La femme d’à côté
Jeudi 19 juin 2025.
Je l’admirais. La femme.
D’une beauté intrigante, piquante, peut-être même d’une certaine étrangeté. Chevelure, noir profond, dans une ondulation féminine définitive. Ce regard, charbon ardent, aussi pétillant qu’intense. Cette bouche, si grande qu’elle semble vouloir dévorer l’écran. Et la voix ! Cette voix, inimitable, reconnaissable entre toutes, cette voix d’héroïne tragique ou de femme dangereuse. Et l’allure, d’une classe folle, l’allure de la femme, grande, élancée, conquérante mais toujours élégante comme dans l’univers d’un Fitzgerald. Un archétype de la femme fatale, en somme.
Je l’applaudissais. L’actrice.
Je garde encore en mémoire mon premier souvenir d’elle dans un feuilleton télévisé (vocabulaire d’époque …) de 1979. De cette fiction de mon adolescence, je ne conserve que des images de cette jeune actrice en devenir, tout le reste a disparu dans les recoins de ma mémoire défaillante ou sélective.
J’ai adoré la délicieuse Barbara, amoureuse et déterminée, qui se transforme en Sherlock en jupons pour sauver, dans des péripéties en noir et blanc, son soupiré ignorant.
J’ai observé, avec l’attention d’une spectatrice incrédule mais fascinée, cette femme amoureuse, amante obstinée, comme possédée par un amour maladif, destructeur. Un portrait de femme éperdue, seule dans sa folie passionnelle.
J’ai souri aux basses intrigues de cour de la vénéneuse comtesse, manipulatrice et croqueuse de hobereau ridicule, tout juste décrotté.
Je me suis amusée des aventures, quand même loufoques, de cette Eva échevelée autant que césarisée, décalée mais irrésistible, et de ses acolytes, plus improbables les uns que les autres.

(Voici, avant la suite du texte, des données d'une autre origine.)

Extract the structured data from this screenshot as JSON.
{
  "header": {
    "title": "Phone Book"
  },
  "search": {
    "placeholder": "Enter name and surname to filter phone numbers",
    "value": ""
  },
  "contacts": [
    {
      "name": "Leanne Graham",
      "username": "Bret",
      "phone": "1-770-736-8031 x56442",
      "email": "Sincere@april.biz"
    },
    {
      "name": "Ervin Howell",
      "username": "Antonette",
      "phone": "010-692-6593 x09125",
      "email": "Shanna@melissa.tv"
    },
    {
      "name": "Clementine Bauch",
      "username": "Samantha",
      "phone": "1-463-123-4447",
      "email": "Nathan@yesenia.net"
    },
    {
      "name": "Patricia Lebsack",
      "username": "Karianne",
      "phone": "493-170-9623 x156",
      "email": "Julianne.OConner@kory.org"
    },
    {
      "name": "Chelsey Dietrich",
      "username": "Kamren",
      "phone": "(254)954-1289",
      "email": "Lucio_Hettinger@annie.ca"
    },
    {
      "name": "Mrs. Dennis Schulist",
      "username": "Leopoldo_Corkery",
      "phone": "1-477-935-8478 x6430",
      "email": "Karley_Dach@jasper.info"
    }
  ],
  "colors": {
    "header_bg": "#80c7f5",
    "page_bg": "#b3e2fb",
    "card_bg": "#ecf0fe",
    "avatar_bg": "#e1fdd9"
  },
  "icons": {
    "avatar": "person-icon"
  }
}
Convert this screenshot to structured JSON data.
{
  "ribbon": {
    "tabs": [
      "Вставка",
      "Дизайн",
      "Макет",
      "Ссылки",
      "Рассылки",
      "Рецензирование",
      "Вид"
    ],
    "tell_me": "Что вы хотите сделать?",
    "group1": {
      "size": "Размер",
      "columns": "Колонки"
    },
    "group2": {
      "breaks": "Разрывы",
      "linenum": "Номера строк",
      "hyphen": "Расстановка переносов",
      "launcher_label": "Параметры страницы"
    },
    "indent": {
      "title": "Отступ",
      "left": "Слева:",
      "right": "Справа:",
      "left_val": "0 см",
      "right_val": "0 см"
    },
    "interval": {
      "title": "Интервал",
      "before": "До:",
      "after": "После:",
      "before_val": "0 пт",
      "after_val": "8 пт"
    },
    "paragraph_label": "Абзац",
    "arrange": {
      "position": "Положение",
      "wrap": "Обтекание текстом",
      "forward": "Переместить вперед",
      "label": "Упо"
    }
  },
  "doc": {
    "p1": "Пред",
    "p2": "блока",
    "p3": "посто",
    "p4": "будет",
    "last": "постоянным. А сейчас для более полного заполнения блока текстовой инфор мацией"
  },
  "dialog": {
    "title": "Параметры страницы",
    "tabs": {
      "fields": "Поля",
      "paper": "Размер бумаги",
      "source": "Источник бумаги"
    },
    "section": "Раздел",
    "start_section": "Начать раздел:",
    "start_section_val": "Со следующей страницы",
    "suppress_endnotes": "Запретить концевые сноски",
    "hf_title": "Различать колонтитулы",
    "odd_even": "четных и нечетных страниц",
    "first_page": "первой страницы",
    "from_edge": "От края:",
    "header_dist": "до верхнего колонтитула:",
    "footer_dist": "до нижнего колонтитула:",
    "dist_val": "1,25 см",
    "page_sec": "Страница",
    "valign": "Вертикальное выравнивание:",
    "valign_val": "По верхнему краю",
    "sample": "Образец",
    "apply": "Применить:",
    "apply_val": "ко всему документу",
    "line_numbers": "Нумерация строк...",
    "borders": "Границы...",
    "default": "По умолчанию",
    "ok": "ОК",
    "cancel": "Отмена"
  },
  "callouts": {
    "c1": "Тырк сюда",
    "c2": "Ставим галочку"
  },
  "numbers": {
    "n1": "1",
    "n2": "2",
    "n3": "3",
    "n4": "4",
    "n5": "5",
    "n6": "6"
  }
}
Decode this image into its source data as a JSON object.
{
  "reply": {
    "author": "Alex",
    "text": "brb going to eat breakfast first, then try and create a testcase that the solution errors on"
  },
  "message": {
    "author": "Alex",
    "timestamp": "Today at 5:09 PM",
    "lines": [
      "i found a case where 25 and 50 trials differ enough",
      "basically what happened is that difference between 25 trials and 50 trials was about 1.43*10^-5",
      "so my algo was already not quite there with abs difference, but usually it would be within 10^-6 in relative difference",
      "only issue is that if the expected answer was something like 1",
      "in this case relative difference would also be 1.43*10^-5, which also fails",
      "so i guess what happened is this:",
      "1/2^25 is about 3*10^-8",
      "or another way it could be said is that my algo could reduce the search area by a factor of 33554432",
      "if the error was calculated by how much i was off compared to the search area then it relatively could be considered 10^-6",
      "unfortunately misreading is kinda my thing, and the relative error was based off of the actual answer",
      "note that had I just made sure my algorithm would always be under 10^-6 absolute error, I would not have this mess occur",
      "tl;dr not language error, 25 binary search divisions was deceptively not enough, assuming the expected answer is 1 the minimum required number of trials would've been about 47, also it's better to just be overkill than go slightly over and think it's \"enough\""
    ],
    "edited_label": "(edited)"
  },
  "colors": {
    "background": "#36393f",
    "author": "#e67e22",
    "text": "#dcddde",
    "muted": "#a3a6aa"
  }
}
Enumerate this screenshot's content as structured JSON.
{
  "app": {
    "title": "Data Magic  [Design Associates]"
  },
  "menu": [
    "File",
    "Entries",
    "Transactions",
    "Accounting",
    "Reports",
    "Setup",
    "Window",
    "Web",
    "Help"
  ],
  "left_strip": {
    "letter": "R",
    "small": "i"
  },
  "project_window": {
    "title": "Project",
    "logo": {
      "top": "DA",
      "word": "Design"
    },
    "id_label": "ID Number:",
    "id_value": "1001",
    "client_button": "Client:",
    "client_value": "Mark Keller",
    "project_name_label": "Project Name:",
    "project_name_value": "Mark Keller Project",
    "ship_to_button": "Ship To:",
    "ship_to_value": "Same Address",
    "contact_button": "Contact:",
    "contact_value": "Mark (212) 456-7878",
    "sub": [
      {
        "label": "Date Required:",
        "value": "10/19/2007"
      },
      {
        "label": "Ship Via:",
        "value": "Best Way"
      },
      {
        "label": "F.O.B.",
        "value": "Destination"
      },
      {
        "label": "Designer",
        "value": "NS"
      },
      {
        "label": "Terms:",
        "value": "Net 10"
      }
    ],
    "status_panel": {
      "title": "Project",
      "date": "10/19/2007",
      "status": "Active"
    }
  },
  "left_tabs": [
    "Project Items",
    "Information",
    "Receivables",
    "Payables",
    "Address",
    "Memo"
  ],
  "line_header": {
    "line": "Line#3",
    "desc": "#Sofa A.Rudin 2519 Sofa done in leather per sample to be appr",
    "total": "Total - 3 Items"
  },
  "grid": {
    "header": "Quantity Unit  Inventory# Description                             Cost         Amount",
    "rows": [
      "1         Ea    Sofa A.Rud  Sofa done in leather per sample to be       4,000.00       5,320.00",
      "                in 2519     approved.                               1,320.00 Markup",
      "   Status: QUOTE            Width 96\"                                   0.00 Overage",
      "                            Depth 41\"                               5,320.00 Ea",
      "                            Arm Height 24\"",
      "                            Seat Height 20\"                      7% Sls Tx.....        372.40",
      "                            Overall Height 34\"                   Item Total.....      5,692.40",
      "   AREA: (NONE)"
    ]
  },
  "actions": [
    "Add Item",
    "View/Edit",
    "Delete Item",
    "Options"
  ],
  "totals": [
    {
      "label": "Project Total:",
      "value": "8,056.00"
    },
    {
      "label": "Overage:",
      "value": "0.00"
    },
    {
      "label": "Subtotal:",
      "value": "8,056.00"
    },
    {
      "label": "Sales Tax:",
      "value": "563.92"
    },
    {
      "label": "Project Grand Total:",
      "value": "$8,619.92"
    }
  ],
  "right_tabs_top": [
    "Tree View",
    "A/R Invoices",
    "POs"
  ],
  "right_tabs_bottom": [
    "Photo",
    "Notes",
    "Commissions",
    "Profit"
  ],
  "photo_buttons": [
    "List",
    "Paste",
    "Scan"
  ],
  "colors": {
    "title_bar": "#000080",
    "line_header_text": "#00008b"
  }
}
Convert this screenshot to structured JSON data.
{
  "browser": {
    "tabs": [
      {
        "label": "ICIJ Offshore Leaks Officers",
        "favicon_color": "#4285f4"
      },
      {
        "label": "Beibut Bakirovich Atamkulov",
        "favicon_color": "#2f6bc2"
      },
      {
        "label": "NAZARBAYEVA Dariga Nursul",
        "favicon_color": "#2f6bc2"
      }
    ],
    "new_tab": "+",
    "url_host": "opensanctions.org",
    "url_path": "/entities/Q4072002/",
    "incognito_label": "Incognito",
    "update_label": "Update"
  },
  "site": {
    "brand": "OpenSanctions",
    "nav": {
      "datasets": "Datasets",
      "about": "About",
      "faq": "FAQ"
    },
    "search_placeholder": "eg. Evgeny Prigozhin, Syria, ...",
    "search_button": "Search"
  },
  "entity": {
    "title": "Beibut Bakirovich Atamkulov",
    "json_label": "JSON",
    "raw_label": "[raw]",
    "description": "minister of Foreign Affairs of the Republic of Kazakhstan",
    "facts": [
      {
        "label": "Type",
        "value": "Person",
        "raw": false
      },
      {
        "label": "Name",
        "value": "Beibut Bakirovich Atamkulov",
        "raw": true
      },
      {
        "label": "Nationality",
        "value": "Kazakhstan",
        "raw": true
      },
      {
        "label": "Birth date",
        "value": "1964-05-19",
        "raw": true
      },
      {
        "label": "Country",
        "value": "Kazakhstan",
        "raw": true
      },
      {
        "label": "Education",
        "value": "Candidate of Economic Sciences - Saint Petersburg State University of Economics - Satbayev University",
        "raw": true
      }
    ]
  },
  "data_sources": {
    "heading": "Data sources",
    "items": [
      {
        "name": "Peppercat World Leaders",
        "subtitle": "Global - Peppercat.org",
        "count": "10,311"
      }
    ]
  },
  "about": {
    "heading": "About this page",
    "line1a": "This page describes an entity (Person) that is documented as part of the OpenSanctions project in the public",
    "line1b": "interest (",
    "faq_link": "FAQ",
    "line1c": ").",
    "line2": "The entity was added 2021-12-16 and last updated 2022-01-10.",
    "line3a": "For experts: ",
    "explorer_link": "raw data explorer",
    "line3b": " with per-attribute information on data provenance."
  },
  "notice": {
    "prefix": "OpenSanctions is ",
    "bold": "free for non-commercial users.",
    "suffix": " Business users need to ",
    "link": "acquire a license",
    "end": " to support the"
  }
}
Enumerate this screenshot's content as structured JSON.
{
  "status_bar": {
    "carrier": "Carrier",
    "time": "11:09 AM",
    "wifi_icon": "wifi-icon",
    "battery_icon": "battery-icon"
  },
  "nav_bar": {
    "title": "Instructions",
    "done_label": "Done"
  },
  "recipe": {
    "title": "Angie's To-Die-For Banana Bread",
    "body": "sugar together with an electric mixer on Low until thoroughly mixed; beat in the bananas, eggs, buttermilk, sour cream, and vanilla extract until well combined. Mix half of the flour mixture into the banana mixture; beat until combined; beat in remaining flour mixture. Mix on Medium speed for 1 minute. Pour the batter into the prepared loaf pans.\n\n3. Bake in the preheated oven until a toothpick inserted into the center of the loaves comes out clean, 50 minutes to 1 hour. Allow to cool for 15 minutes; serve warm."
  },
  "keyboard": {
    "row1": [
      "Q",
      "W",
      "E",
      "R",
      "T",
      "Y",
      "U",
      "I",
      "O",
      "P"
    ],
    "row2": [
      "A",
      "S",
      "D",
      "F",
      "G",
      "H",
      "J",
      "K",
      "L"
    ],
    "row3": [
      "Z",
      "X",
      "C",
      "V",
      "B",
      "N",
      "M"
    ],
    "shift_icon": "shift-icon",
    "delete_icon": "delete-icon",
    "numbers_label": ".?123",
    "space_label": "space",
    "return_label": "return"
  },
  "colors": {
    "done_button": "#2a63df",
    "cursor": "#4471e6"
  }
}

Oui, mais voilà, la vieillesse est un naufrage, c’est confirmé, et mon icône cinématographique et télévisuelle, désormais d’un âge avancé, semble avoir sombré dans la sénilité la plus odieuse.
Pendant que la guerre fait rage en Ukraine (et ailleurs …), la dame se balade, et pas n’importe où, la dame n’est plus sur la côte mais à … Moscou !
Au détour d’un article de presse en ligne, je tombe sur la « discrète tournée à Moscou, initiée par un directeur de théâtre sous sanctions européennes. » … J’en reste estomaquée. Hallucinant. Tellement décevant. Pendant que je me lamente, les moscovites se réjouissent de la visite inattendue. Certes, son soutien indéfectible à deux violeurs de ses amis aurait déjà dû me faire tiquer depuis un bon moment. Intégralement volatilisée la charmante Barbara !
Et, que fait donc mon actrice chez l’ogre des steppes glacées, décati mais toujours dangereux ?
Les russes coordonnent une attaque massive sur Kiev, elle déclame. On enterre un acteur de théâtre ukrainien tombé au combat, elle joue (clin d’œil macabre). On compte les morts, elle monologue. Une « Darrieux » contemporaine, en quelque sorte.
La femme d’à côté. Je l’admirais. Je l’applaudissais.